2 citations recorded*CCLD

What does Type A vs Type B mean?

Type A. Serious citation. Imminent or substantial risk to children. The regulator requires corrective action immediately and may impose a civil penalty.

Type B. Lower-severity citation. Corrective action required, no imminent risk. The regulator monitors compliance on the next visit.

  • 87303(e)(2)Type A

    Based on observation, the licensee did not comply with the section cited above as the water temperature was measured in the resident bathrooms to be between 129.3 and 133.3 degrees Fahrenheit which poses an immediate health risk to persons in care.

  • 87202(a)Type A

    Based on observation and interview, the licensee did not comply with the section cited above as two fire extinguishers were not serviced annually and two (2) unapproved bedrooms were constructed in the facility garage without proper building permits or fire clearance which poses an immediate safety risk to persons in care.

FAQ · About this visit

Common questions about this visit

What happened during the December 18, 2025 inspection of A PEACE OF HOME?

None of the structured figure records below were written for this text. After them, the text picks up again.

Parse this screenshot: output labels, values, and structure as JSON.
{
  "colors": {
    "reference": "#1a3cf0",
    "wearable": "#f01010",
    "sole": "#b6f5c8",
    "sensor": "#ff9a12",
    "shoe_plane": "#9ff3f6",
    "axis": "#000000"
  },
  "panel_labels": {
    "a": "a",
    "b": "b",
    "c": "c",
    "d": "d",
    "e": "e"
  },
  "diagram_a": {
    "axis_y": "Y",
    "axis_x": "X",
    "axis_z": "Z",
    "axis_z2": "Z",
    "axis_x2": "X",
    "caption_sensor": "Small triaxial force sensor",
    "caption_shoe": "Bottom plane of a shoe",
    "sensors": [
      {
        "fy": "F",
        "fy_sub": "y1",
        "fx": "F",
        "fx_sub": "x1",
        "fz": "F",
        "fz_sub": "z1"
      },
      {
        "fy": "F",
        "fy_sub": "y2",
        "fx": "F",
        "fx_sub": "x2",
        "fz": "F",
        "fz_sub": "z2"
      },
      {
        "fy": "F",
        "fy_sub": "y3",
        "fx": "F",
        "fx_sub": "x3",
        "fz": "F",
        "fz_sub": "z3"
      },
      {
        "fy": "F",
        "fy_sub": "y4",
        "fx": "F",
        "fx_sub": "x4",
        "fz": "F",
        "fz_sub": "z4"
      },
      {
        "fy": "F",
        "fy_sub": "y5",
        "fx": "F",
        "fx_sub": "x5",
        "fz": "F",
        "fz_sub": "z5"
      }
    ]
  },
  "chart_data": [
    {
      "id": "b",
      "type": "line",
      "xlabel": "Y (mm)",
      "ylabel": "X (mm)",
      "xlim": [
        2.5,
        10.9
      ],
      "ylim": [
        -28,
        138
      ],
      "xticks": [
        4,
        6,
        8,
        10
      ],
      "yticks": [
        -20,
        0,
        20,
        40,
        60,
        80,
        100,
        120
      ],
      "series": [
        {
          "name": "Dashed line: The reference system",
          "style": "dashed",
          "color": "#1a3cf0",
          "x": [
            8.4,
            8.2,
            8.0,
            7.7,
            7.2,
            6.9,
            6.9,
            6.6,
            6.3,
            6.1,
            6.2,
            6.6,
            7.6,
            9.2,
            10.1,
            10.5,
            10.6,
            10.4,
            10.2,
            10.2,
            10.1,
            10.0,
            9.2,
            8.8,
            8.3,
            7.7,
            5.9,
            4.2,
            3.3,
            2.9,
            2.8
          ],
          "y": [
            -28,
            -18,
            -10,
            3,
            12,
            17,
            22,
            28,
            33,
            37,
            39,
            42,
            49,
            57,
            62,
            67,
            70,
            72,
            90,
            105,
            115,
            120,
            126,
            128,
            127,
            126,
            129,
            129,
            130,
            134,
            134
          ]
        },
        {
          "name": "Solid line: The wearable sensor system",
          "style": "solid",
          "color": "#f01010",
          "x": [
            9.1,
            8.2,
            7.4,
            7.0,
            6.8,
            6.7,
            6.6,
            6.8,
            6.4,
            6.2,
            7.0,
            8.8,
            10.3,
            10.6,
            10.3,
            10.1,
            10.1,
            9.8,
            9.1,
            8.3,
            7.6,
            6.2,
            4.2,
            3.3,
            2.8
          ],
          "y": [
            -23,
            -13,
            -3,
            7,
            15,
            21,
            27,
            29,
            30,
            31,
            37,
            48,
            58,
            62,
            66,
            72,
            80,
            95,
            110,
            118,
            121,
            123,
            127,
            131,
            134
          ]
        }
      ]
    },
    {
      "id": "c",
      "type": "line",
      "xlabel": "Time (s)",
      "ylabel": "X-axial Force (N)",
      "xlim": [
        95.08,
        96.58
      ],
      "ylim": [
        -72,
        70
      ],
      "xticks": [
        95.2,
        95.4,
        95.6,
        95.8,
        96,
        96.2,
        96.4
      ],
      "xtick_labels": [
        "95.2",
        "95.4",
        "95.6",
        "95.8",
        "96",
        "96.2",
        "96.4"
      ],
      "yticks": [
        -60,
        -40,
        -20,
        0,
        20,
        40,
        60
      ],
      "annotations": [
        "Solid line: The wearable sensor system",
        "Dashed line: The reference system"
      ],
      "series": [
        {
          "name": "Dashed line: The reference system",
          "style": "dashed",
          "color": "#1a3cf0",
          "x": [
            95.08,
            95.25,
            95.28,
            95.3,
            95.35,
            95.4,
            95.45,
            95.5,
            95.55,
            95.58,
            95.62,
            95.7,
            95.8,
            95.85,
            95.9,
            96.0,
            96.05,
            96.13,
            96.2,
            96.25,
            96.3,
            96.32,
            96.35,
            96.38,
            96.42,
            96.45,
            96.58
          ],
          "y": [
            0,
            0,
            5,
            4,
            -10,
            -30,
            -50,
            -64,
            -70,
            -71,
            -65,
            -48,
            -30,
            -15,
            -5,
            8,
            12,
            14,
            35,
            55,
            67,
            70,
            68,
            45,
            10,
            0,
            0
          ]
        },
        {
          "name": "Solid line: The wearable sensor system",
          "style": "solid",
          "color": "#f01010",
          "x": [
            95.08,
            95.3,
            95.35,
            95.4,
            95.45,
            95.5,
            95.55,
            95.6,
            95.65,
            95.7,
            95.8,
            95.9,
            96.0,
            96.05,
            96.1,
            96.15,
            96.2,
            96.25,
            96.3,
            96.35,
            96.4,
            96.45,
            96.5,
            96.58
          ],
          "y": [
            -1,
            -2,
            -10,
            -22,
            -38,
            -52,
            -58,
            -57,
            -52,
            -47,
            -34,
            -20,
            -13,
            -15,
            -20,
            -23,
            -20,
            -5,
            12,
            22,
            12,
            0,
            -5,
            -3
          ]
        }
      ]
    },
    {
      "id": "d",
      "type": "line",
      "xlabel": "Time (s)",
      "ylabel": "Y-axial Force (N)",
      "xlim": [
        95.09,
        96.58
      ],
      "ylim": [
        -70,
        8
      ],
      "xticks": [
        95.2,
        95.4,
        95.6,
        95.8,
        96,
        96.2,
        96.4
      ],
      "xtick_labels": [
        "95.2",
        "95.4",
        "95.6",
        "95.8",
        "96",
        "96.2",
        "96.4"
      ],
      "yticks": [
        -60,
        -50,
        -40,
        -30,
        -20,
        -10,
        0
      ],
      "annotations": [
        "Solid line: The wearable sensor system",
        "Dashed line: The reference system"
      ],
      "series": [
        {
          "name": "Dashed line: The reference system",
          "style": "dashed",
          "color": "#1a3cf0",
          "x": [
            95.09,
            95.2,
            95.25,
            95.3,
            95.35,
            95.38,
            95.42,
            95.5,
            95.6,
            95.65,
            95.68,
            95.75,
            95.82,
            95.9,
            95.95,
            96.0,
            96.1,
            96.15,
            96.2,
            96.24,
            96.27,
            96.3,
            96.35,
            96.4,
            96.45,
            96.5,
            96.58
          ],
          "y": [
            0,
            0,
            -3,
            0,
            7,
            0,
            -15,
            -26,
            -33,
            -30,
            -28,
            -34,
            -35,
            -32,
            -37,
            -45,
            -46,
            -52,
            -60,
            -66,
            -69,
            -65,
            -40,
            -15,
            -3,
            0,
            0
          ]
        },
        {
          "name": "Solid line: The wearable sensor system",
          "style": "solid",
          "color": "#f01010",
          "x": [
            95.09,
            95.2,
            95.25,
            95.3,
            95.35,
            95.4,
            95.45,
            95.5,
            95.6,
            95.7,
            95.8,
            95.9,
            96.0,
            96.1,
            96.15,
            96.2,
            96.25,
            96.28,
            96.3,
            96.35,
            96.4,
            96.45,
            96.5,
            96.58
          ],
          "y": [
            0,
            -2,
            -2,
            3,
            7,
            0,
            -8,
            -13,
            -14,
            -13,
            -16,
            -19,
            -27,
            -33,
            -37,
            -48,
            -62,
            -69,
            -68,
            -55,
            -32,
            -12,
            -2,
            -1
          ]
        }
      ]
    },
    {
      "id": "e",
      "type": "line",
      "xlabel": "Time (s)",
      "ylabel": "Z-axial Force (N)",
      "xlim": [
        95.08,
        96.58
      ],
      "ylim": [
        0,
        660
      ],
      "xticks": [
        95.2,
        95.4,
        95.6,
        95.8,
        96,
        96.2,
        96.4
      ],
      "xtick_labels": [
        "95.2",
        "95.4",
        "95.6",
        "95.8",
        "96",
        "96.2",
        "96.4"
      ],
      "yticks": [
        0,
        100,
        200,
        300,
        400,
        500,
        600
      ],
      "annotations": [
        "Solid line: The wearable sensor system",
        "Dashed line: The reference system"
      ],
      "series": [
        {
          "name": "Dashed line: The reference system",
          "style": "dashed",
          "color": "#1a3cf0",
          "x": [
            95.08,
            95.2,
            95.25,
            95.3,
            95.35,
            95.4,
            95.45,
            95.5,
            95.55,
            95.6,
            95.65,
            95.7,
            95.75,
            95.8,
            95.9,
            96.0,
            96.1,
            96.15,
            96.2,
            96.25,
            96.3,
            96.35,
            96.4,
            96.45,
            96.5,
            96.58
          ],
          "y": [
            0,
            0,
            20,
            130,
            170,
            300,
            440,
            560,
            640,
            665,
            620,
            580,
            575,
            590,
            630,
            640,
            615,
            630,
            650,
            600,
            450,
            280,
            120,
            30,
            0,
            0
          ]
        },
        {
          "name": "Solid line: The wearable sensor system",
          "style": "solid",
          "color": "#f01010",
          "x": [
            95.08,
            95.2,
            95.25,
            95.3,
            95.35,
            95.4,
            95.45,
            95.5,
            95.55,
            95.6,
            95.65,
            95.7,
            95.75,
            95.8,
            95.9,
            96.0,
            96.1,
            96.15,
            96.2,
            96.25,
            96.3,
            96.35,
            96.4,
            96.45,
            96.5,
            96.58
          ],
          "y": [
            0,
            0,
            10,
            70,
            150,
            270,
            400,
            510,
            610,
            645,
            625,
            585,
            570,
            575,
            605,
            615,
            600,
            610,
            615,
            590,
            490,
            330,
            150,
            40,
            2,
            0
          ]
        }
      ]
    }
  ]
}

This was a inspection inspection of A PEACE OF HOME on December 18, 2025. 2 citations were issued: 2 Type A (serious).

Were any citations issued to A PEACE OF HOME on December 18, 2025?

Yes, 2 citations were issued (2 Type A, 0 Type B). The first citation was for: "Based on observation, the licensee did not comply with the section cited above as the water temperature was measured in ..."

What type of inspection was this?

This was a inspection inspection. inspection inspections are conducted by CCLD as part of their licensing oversight.